I'm figuring this thread is nearing its natural end, otherwise it would warrant moving to a new topic. That being said, part of the unique music mix defining 103's return to AOR would be the handiwork of Art Wander. With a radio career that goes back to NYC in the early rock & roll era, Art was at one point Plough Broadcasting's national PD. Those first few weeks of the move from CHR to Rock, Art wrote out the hourly music sheets by hand (not a big computer fan at the time). I figure he was retirement age or beyond, but had an interesting perspective of rock music. As if to quash any thoughts I would have to his being "too old to rock and roll", he reached into his desk and pulled out a letter from Brian Epstein, which the Beatle's manager personally sent to Art with an advance copy of "A Day In The Life".

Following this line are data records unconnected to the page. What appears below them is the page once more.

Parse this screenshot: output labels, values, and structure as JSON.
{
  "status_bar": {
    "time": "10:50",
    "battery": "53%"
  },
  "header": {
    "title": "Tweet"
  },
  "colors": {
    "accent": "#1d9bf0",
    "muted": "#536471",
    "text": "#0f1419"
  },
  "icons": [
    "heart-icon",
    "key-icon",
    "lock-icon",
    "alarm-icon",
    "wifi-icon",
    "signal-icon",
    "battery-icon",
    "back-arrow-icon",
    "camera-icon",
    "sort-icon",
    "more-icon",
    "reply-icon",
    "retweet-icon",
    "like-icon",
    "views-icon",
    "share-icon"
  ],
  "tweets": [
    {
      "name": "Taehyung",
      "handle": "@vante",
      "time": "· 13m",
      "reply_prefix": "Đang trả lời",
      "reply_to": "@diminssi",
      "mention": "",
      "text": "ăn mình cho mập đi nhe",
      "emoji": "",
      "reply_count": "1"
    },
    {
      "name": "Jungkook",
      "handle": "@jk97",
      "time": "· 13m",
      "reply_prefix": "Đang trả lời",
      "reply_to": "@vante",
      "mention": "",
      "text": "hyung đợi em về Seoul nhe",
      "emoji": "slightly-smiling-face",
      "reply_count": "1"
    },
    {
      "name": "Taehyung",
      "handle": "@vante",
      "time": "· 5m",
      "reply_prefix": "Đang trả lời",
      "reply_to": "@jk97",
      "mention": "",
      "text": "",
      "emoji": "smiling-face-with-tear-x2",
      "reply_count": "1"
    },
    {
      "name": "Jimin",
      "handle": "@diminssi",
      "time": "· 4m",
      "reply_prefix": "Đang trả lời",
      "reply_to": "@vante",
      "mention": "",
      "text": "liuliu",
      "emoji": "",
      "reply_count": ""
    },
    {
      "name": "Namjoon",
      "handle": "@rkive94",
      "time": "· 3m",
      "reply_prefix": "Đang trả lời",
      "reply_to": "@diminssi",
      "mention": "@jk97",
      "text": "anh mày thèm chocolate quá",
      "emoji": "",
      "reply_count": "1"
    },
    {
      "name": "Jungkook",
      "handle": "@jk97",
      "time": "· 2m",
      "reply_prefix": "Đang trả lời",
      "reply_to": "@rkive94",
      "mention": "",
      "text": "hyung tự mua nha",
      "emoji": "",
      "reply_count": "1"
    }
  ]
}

I recall 103 being more "inclusive" musically when I first started there in 1979. (My previous standard for Album Rock was WJDX-FM, later WZZQ in Jackson, Mississippi. That station was open to anything from "I'll Fix Your Flat Tire, Merle" to "Love Is The Drug" to the Bonzo Dog Do Dah Band, so I was no stranger to the idea of a broad spectrum rock station.) You may chuckle (I do) when you hear that "Tragedy" by the Bee Gees was in current rotation when I started at Rock103. "Strawberry Letter" by the Brothers Johnson and even some Commodores music was in the C-2's back when. Somewhere around 1980, Tom Owens came back from a Burkhart-Abrams "Superstars" PD meeting with the command from on high to "rock". At that point, we performed a de-wimpification of the music (still a file-card rotation back then), bringing AC/DC to middays and mornings. One irony I still recall was that FM100 played "Renegade" by Styx in all dayparts, but it was dayparted out of mornings and middays on 103.
I almost forgot, but one thing shaping the sound of 103 when they went back to AOR from CHR... they GAVE AWAY THE ENTIRE ALBUM COLLECTION when they went CHR. Upon returning, they had to start from scratch. I took over as interim PD between Art Wander and Howie Castle, so I was involved in the ongoing reconstruction effort. This was also the infancy of using CD's on the air, so almost as soon as we restocked the vinyl albums, we had to start rebuilding the library with compact disks.
Once again, this has nothing to do with Debbie Hall, but I figure we have about talked it out.